Everyone made their way towards a gazebo, which had been transformed into a make-shift restaurant, making a beeline for the bar nestled in one corner of the room. Above all the talking, Loki heard clanging and feint cheers coming from just outside the tent. Clutching his drink, he made his way to see what the fuss was about.

The clanging was the sound of pellets hitting metal plates. Twenty feet away, almost leading into the leafage, stood a simple wooden pedestal and bench. Behind it, alongside the field marshal, stood Jane, one of the firm’s paralegals, holding a sizeable rifle. Not that the weapon itself was unusually big – Loki would have hoisted it easily – but it looked monster being cradled by such a small frame. The weapon was not what captured Loki’s interest though.

The person holding the rifle was a far cry from the drab, timid creature he worked with.

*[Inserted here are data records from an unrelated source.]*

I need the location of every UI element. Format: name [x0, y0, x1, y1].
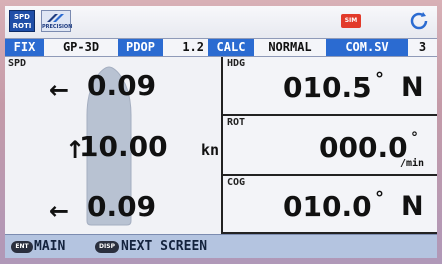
calc-label: CALC — [208, 39, 254, 56]
fore-lateral-arrow-icon: ← — [49, 76, 70, 104]
softkey-bar: ENT MAIN DISP NEXT SCREEN — [5, 234, 437, 258]
aft-speed-value: 0.09 — [87, 190, 157, 223]
course-over-ground-panel: COG 010.0 ° N — [223, 176, 437, 234]
spd-rot-mode-icon[interactable]: SPD ROTI — [9, 10, 35, 32]
longitudinal-speed-value: 10.00 — [79, 130, 168, 163]
status-bar: FIX GP-3D PDOP 1.2 CALC NORMAL COM.SV 3 — [5, 38, 437, 57]
refresh-icon[interactable] — [409, 11, 429, 31]
rot-unit: /min — [400, 158, 425, 169]
rot-degree-symbol: ° — [411, 130, 418, 146]
fix-value: GP-3D — [44, 39, 118, 56]
display-screen: SPD ROTI PRECISION SIM FIX GP-3D PDOP 1.… — [5, 6, 437, 258]
sim-badge: SIM — [341, 14, 361, 28]
heading-panel: HDG 010.5 ° N — [223, 57, 437, 116]
heading-value: 010.5 — [283, 71, 372, 104]
rot-label: ROT — [227, 117, 246, 128]
fore-speed-value: 0.09 — [87, 69, 157, 102]
disp-key-icon[interactable]: DISP — [95, 241, 119, 253]
cog-label: COG — [227, 177, 246, 188]
softkey-main[interactable]: MAIN — [34, 239, 65, 254]
calc-value: NORMAL — [254, 39, 326, 56]
cog-reference: N — [401, 191, 424, 222]
precision-label: PRECISION — [42, 24, 73, 30]
pdop-label: PDOP — [118, 39, 163, 56]
comsv-label: COM.SV — [326, 39, 408, 56]
spd-label: SPD — [8, 58, 27, 69]
top-bar: SPD ROTI PRECISION SIM — [5, 6, 437, 38]
rate-of-turn-panel: ROT 000.0 ° /min — [223, 116, 437, 176]
comsv-value: 3 — [408, 39, 437, 56]
mode-icon-line2: ROTI — [12, 22, 32, 30]
ent-key-icon[interactable]: ENT — [11, 241, 33, 253]
mode-icon-line1: SPD — [14, 13, 30, 21]
softkey-next-screen[interactable]: NEXT SCREEN — [121, 239, 207, 254]
heading-degree-symbol: ° — [375, 69, 384, 90]
speed-unit: kn — [201, 141, 220, 159]
speed-panel: SPD ← 0.09 ↑ 10.00 kn ← 0.09 — [5, 57, 223, 234]
hdg-label: HDG — [227, 58, 246, 69]
cog-value: 010.0 — [283, 190, 372, 223]
precision-icon[interactable]: PRECISION — [41, 10, 73, 32]
heading-reference: N — [401, 72, 424, 103]
precision-logo-icon — [47, 14, 64, 22]
pdop-value: 1.2 — [163, 39, 208, 56]
fix-label: FIX — [5, 39, 44, 56]
rate-of-turn-value: 000.0 — [319, 131, 408, 164]
aft-lateral-arrow-icon: ← — [49, 197, 70, 225]
cog-degree-symbol: ° — [375, 188, 384, 209]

She was great at her job, this Loki knew – she was one of their best (even though she hardly spoke). He didn’t know whether it was the fluorescent lighting in the office, her dark hair or grey and black office attire, but she always looked ghostly. Today, fitted army pants and a white t-shirt replaced the suits, a waist length mahogany braid replaced the austere bun she always wore, and the day’s activity resulted in flushed, sun-kissed cheeks. Legs and shoulders braced, she radiated a quiet kind of danger, cradling the rifle as though she was born with it in her arms.

Loki stood, transfixed, as she loaded and fired, never missing her mark.

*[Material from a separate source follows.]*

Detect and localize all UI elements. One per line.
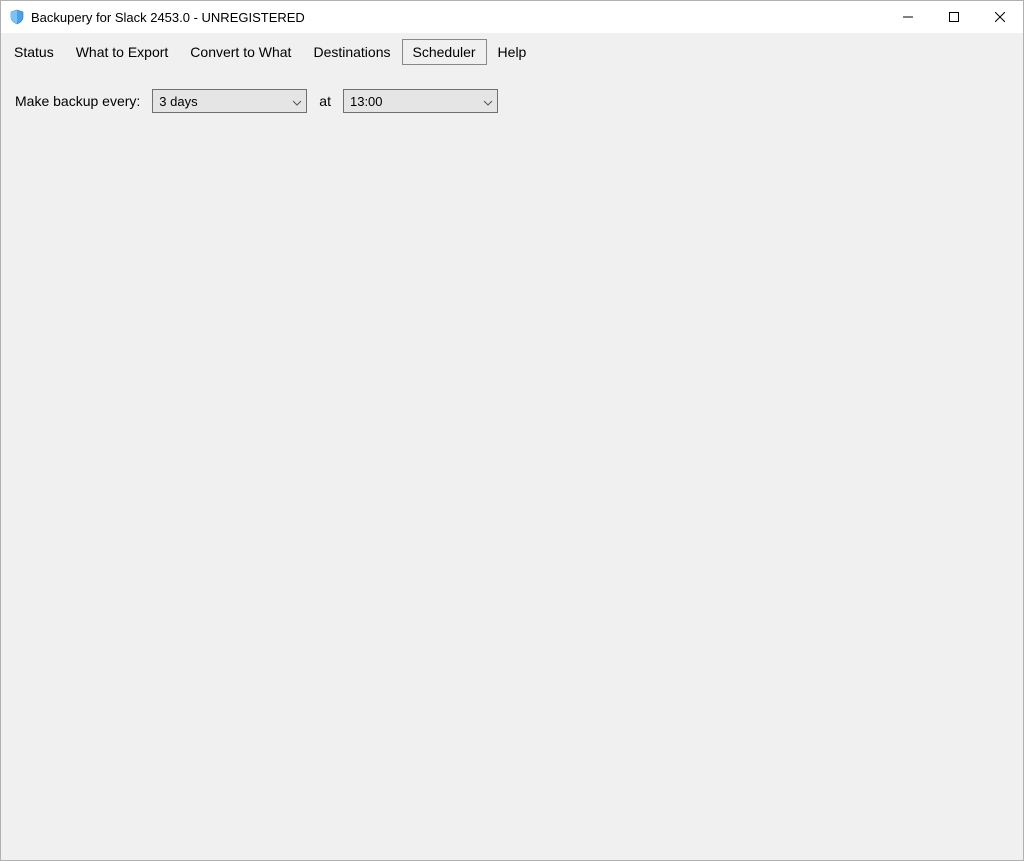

“She’s good with that,” Darcy said proudly, coming to stand next to him. “Not what you might expect from office Jane.”

Loki’s gaze travelled down her length, and came to rest at her feet. A smile of recognition dawned on his face, as his eyes rested on her sneakers. A slow ache spread across his belly, and he was certain it wasn’t solely because of the bruise.

Definitely unexpected, Loki thought, not trusting his ability to keep the astonishment (and awe) out of his voice at that moment.

An embarrassed look stole over Jane’s features at the deafening cheer that arose as she hit the final target, two hundred feet away. She handed the weapon back to the marshal and made her way towards the tent.

“That was some show, Foster!” Darcy whooped.

“Jeez Darc, could you be any louder,” she scolded, coming to stand by them and flashing an apologetic look Loki’s way.

“I could. We’re outside,” Darcy sassed.

“Where it echoes.” Loki had finally recovered enough composure to speak.

Darcy flashed him a smirk and walked off towards the bar again.

He looked at Jane and lifted his t-shirt. “I think I know who gave me this,” he drawled, pointing to a spot below his navel.

Jane reddened at the welt she saw there.

“Oh God, I’m really sorry about that!”

Loki laughed. “My ego hurts much worse than that, darlin’.”

“Well, tissue oil will help with the physical bruise. I don’t know about the ego-bruise,” she answered, still flushed with embarrassment and contrition.